Well, if you know me you know I’m a person who isn’t too fond of the unknown when it comes to health and safety.
A few weeks ago during a normal doctors appointment the nurse practitioner found what she classified as “lump” under my right arm. As I left the doctor’s office the panic of my family history started setting in. I called my husband on the drive home in tears because of the word “lump” and the innuendo it created for me due to my family history. The dirty truth is for me my mother and my grandmother both had breast cancer. So for me it isn’t a matter of if it’s a matter of when it will choose to show up. Being on the south side of 40, it seems as I get older I feel there is a bit of the Darth Vader music going on in the background of this particular scenario as both my family members were close to 40 when it started for them.

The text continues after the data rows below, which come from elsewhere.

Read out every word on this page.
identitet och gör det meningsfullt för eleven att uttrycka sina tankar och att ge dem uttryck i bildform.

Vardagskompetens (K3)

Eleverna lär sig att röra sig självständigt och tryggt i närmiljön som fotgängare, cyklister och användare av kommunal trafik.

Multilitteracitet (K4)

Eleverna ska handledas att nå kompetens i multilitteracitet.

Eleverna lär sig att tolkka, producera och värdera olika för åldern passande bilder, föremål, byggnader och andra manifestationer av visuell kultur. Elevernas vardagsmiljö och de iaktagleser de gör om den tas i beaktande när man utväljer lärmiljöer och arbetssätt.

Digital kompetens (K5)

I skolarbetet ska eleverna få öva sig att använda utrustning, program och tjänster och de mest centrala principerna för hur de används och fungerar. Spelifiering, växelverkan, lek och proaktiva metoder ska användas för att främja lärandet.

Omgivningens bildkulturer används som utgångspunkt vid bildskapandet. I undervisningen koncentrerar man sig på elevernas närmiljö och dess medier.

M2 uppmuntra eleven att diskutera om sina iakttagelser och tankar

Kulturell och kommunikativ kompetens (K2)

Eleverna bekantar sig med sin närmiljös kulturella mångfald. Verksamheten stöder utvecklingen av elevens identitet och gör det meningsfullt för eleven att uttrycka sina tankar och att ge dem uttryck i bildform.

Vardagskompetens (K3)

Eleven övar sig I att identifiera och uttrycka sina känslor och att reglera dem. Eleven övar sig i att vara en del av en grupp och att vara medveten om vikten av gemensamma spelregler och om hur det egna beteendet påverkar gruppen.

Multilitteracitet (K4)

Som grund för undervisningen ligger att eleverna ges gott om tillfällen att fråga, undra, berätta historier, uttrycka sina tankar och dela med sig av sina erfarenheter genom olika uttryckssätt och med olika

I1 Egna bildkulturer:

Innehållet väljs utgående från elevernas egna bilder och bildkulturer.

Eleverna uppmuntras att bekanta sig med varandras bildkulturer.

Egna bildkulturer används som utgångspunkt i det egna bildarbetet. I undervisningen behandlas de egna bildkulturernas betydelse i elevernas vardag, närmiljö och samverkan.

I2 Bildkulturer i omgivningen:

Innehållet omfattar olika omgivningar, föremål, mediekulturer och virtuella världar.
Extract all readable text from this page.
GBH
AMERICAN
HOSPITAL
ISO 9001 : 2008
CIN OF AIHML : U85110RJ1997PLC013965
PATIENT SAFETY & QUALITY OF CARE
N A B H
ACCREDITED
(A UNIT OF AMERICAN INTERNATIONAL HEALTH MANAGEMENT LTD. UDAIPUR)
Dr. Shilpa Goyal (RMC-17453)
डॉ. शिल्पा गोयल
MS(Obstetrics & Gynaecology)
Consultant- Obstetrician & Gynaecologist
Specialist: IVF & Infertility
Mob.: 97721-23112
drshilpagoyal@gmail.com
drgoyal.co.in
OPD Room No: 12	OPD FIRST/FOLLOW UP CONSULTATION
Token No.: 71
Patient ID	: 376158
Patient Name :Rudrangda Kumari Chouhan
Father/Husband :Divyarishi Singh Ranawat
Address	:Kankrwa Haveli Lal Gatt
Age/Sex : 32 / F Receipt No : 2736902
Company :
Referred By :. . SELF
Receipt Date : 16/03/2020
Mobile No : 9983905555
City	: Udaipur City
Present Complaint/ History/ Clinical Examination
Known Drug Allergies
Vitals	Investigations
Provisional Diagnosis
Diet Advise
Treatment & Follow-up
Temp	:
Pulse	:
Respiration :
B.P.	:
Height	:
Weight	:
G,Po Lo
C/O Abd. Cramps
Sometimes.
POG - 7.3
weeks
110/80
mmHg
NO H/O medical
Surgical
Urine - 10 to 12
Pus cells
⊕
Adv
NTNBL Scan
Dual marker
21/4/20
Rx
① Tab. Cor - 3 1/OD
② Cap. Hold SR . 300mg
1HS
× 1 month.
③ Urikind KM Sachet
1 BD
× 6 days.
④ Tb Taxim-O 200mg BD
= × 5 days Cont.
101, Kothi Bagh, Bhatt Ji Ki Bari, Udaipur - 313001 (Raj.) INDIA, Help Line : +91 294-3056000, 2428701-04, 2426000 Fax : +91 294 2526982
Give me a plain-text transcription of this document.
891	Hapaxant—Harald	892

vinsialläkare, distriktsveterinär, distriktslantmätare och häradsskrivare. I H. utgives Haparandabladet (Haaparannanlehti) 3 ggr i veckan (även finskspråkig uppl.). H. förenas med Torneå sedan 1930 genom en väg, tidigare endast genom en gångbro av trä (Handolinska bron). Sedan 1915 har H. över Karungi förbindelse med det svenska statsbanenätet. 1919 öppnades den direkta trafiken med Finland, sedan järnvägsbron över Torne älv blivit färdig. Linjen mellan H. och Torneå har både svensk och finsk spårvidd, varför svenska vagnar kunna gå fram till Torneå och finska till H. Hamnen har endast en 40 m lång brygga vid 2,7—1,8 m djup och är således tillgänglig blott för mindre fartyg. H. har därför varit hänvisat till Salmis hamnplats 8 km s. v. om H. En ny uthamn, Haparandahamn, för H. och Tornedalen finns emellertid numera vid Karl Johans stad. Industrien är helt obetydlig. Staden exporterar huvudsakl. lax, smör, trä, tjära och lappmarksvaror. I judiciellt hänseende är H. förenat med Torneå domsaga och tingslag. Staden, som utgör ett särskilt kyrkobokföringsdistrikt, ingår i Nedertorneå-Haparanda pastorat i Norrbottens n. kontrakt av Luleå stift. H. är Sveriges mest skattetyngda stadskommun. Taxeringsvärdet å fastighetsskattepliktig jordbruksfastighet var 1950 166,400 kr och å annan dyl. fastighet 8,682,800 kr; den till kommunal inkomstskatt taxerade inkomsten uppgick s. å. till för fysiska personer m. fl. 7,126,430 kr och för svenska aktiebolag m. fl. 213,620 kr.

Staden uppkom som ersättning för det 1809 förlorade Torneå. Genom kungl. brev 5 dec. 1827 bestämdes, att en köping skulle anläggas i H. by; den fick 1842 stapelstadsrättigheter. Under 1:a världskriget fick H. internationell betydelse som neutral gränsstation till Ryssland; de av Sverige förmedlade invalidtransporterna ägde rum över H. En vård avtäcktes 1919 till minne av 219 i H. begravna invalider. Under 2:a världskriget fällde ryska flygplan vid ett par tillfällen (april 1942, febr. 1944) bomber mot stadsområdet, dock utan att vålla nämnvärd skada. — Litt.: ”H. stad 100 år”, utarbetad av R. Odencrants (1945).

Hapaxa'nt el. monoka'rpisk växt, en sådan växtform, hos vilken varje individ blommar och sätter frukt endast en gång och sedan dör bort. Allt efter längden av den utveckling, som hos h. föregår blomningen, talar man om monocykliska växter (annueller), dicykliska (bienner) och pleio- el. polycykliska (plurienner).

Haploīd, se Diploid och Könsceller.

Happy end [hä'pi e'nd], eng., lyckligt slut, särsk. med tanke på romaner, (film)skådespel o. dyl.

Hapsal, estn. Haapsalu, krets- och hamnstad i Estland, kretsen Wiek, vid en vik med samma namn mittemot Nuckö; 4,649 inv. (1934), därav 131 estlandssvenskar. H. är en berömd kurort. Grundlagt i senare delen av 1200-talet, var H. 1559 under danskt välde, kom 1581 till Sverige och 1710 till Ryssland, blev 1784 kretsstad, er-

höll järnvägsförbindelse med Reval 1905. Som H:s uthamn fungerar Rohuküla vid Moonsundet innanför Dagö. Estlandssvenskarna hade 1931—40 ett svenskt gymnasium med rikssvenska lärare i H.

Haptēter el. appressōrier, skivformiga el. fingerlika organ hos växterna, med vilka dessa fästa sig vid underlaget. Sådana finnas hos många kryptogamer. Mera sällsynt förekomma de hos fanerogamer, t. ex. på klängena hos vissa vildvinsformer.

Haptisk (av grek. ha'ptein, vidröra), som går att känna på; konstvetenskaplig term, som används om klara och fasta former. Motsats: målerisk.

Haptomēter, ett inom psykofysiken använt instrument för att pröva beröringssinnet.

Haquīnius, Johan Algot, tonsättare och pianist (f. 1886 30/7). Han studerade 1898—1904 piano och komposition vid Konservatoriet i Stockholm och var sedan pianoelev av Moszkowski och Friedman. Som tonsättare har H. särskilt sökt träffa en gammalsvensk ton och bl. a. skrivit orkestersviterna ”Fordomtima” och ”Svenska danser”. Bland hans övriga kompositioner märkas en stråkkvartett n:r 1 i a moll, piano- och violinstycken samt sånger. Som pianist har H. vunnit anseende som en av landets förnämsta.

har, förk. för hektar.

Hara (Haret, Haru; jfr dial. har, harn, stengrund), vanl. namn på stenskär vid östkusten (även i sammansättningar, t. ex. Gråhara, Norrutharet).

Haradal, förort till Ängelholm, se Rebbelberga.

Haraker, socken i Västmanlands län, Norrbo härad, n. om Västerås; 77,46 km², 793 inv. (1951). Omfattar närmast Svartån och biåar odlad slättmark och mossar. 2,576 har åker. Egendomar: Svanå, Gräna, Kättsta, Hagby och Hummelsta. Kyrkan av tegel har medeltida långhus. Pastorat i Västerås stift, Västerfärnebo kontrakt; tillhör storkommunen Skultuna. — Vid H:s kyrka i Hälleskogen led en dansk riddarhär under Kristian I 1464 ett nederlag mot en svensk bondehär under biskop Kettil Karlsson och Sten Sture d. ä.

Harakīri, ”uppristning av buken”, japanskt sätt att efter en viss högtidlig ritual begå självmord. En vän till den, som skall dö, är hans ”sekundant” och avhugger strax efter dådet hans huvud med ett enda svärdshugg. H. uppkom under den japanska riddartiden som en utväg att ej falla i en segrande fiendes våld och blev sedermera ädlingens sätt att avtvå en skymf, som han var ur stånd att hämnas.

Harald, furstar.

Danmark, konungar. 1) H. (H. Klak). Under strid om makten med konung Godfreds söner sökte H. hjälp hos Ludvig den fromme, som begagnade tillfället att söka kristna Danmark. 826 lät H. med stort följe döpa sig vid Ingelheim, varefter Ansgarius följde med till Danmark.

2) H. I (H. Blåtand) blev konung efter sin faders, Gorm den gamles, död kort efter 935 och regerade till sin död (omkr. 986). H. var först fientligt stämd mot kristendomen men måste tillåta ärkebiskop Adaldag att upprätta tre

While I was at the appointment I was offered gene testing. At first I mentally said yes, absolutely 100% I want to know, (I really like absolute answers with health and safety)….and then I started wondering: did I really want to know? Hmm…there were alot of paths here if the answer was yes…. and there were even some if the answer was no because it only looked at two particular gene patterns. I talked a lot with my husband and my step mom about what all this meant and where it was leading.The medical staff kept saying that Angelina Jolie was so lucky with her choice. In the cloud of my confusion all I could really could think was a.) this is a $4500 test b.) do I really want to know c.) I’m not a movie star, I’m me: a mom, a wife, a sister, a daughter – just me, nobody fancy – but alas we are both women and mom’s regardless of financial class, social status or jobs d.) what if the answer was yes, then I have to make a decision about what path to take.
With a visit to the Carol Milgard Breast Center I was given my annual 3D mammogram, as well as an ultrasound. There was nothing there, which was a relief – everyone agrees it could of been a various amount of factors which caused an inflammation. Stress does odd things to the body. The medical doctor offered me to speak with my doctor also about getting an MRI done to get greater detail. Given yet another tool in the fight against an invasive cancer I moved forward with more determination than I had before. This appointment helped me decide, even when your afraid of the answer – it is better to be proactive than reactive in a situation which can go from bad to worse at the snap of a finger.
Bottom line is this, my breasts and ovaries are body parts, they don’t define me as a woman. My husband 100% supports a woman’s right to choose what happens to her body. (For that I am eternally grateful that I am married to a man who is as compassionate about woman’s issues and rights as I am). My family health history is what it is and can’t be changed. I’ve been lucky enough to give birth to beautiful twin girls who have blessed my life with clarity, compassion and unconditional love. My ovaries have served their purpose and my breasts can be replaced, so in the end I say take them if it means I get longer on the earth to watch my family and friends live, laugh and love. There’s too much left to do in life to not know the answer to if those genes exists in my body.
As I head out this morning to get the BRCA 1&2 results, I’m thinking of all the thousands of other women who’ve gone before me to get their results. I share in their nerves and determination to have a choice over what happens to my future health. However, my heart goes out to those women who can’t have this test and may be faced without the choice of predetermination. My hope is soon this proactive test will be available to all women regardless of insurance coverage or financial cost.